Evs ve Hazrec kabîlelerine de, bayraklarını Kur’ân’ı daha çok ezberlemiş olan kimselere taşıtmalarını emretti. Bunun üzerine Avfoğulları’nın bayrağını Ebû Zeyd, Benî Selime’nin bayrağını da Muâz -radıyallâhu anh- taşıdı. (Vâkıdî, III, 1003)
Hiçbir peygambere verilmeyen iki nur
İbni Abbas radıyallahu anhümâ’dan rivayet edildiğine göre, bir keresinde Cebrâil aleyhisselâm Nebî sallallahu aleyhi ve sellem’in yanında oturmakta iken, Resûl-i Ekrem yukarı taraftan kapı gıcırtısına benzer bir ses işitti ve başını kaldırdı. Cebrâil:
– Bu, şimdiye kadar hiçbir şekilde açılmayıp sadece bugün açılan bir gök kapısıdır, dedi. Peşinden o kapıdan bir melek indi. Bunun üzerine Cebrâil:
– Bu, yeryüzüne inen bir melektir. Bugüne kadar hiç inmemişti, dedi. Melek selâm verdi ve Peygamberimiz’e şöyle dedi:
– Müjde! Sana, senden önce hiçbir peygambere verilmeyen iki nur verildi. Biri Fâtiha sûresi, diğeri Bakara sûresi’nin son âyetleri. Bunlardan okuyacağın her harfe karşılık sana sevap ve ecir verilir. (Müslim, Müsâfirîn 254)

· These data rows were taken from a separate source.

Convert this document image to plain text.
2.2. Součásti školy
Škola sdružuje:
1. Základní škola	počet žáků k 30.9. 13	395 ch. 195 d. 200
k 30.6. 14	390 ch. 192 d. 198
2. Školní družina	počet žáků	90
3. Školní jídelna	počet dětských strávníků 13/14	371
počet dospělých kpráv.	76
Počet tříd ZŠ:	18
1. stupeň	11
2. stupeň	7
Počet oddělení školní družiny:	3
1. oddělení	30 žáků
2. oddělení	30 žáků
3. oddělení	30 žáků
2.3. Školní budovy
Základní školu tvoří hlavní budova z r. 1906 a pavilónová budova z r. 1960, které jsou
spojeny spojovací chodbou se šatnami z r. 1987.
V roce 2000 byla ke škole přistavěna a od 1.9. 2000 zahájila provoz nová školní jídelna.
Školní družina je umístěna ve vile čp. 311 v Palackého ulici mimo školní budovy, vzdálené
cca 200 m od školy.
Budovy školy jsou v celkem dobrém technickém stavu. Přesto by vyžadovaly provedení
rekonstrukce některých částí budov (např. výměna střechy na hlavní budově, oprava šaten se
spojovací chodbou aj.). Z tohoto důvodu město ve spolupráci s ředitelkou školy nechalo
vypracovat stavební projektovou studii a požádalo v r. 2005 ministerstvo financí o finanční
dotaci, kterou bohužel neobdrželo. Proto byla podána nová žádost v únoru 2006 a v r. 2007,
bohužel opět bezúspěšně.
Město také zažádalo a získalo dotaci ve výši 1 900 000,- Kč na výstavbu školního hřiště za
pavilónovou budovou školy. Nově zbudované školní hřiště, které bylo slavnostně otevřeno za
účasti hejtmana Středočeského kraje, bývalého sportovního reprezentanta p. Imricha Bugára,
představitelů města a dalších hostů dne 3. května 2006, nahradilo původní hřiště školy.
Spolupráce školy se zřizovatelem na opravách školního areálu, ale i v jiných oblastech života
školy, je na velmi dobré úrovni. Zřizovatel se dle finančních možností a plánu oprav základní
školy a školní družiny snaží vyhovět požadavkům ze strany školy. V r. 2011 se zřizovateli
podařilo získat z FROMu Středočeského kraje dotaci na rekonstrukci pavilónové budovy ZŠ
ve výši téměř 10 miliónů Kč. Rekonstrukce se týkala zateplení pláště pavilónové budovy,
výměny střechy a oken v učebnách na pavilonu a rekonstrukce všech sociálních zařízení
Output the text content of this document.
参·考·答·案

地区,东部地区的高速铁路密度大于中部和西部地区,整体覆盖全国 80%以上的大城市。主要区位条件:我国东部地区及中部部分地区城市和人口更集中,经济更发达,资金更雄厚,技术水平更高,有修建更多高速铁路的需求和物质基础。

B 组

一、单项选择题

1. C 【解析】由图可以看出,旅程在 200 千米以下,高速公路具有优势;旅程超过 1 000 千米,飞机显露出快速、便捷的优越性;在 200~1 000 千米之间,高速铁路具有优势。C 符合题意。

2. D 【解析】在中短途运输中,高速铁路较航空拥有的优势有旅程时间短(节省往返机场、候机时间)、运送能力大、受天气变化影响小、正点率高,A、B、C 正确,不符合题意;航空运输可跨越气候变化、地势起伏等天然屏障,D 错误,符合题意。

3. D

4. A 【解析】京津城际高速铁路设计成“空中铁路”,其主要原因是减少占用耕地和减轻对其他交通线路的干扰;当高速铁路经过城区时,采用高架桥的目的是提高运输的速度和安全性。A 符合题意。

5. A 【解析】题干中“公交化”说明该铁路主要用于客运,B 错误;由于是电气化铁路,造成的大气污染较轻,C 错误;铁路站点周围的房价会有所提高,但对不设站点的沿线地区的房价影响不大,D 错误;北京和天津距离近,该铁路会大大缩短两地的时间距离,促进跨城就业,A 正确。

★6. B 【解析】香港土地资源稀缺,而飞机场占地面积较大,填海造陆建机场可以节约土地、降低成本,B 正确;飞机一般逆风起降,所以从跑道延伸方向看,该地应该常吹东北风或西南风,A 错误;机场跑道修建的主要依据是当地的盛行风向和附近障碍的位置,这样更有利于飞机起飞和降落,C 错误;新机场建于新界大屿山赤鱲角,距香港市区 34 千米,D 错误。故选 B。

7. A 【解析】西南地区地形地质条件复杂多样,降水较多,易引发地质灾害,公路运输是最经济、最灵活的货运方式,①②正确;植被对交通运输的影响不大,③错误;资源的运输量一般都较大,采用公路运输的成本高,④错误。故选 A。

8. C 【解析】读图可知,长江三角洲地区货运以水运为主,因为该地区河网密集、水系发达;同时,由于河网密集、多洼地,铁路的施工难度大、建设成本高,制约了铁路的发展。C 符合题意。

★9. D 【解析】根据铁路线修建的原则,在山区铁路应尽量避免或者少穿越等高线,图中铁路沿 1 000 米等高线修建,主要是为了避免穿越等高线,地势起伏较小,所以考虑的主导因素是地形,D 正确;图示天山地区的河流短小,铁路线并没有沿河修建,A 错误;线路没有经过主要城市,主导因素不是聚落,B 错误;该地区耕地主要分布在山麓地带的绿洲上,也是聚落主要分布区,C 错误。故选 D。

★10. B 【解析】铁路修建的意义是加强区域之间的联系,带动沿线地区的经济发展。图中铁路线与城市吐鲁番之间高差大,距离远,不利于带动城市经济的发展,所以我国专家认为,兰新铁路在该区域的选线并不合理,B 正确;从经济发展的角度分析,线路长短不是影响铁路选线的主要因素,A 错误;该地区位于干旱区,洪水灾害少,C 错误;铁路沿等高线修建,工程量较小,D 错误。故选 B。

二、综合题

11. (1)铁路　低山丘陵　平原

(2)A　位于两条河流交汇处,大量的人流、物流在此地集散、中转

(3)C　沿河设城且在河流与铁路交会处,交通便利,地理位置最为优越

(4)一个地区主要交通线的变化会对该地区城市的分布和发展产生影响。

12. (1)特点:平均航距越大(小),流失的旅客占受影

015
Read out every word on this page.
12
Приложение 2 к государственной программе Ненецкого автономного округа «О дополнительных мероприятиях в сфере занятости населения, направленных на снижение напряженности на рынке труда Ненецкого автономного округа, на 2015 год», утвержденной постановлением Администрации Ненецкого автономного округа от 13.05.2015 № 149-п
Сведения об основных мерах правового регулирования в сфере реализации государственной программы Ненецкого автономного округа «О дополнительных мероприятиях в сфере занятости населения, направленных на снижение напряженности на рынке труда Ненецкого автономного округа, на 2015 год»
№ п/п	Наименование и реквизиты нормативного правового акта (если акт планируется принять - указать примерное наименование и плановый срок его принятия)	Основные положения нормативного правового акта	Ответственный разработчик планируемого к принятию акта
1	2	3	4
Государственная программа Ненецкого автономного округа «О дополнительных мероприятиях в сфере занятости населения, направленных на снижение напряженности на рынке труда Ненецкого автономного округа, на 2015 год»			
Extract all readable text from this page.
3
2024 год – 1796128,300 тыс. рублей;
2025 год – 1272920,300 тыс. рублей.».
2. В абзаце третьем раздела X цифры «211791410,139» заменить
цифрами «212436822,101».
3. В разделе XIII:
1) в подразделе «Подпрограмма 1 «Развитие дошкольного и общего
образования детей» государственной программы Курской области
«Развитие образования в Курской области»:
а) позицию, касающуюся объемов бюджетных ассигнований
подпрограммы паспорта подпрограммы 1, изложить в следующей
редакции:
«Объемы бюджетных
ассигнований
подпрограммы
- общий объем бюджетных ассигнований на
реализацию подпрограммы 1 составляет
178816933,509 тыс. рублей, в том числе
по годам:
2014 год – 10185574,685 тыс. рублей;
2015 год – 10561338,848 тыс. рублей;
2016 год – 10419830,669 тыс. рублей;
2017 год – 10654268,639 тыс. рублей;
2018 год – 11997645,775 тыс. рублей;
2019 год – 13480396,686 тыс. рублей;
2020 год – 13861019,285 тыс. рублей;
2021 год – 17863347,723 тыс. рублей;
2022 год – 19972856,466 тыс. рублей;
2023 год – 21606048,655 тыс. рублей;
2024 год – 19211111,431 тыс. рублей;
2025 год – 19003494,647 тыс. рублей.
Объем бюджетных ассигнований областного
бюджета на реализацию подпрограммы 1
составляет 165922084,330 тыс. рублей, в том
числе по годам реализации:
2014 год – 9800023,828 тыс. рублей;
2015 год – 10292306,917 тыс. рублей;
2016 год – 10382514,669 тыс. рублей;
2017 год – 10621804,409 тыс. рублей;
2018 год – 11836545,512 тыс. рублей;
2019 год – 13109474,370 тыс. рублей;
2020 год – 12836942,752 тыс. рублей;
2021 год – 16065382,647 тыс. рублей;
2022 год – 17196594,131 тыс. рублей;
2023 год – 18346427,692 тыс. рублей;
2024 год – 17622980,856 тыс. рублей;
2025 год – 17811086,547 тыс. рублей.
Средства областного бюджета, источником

Kur’an okunan evi rahmet kaplar
Ebû Hüreyre radıyallahu anh’den rivayet edildiğine göre, Resûlullah sallallahu aleyhi ve sellem şöyle buyurdu:
“Bir cemaat Allah’ın evlerinden bir evde toplanır, Allah’ın kitabını okur ve aralarında müzakere ederlerse, üzerlerine sekînet iner, onları rahmet kaplar ve melekler etraflarını kuşatır. Allah Teâlâ da o kimseleri kendi nezdinde bulunanların arasında anar.” (Müslim, Zikr 38)
Kur’ana sımsıkı sarılın
Rasûlullâh -sallâllâhu aleyhi ve sellem- şöyle buyurmuştur:
“Size, sımsıkı sarıldığınız müddetçe benden sonra sapıtmayacağınız iki mühim emânet bırakıyorum. Biri diğerinden daha büyüktür. O da Allâh’ın Kitâbı’dır! Kur’ân, semâdan yeryüzüne uzatılmış sağlam bir ip gibidir. Diğer emânet de âilem, Ehl-i Beyt’imdir. Kur’ân ve Ehl-i Beyt’im cennette Havuz’un başında benimle buluşuncaya kadar birbirlerinden ayrılmazlar. Benden sonra o ikisine karşı nasıl muâmelede bulunduğunuza iyi bakın, dikkat edin!” (Tirmizî, Menâkıb, 31/3788)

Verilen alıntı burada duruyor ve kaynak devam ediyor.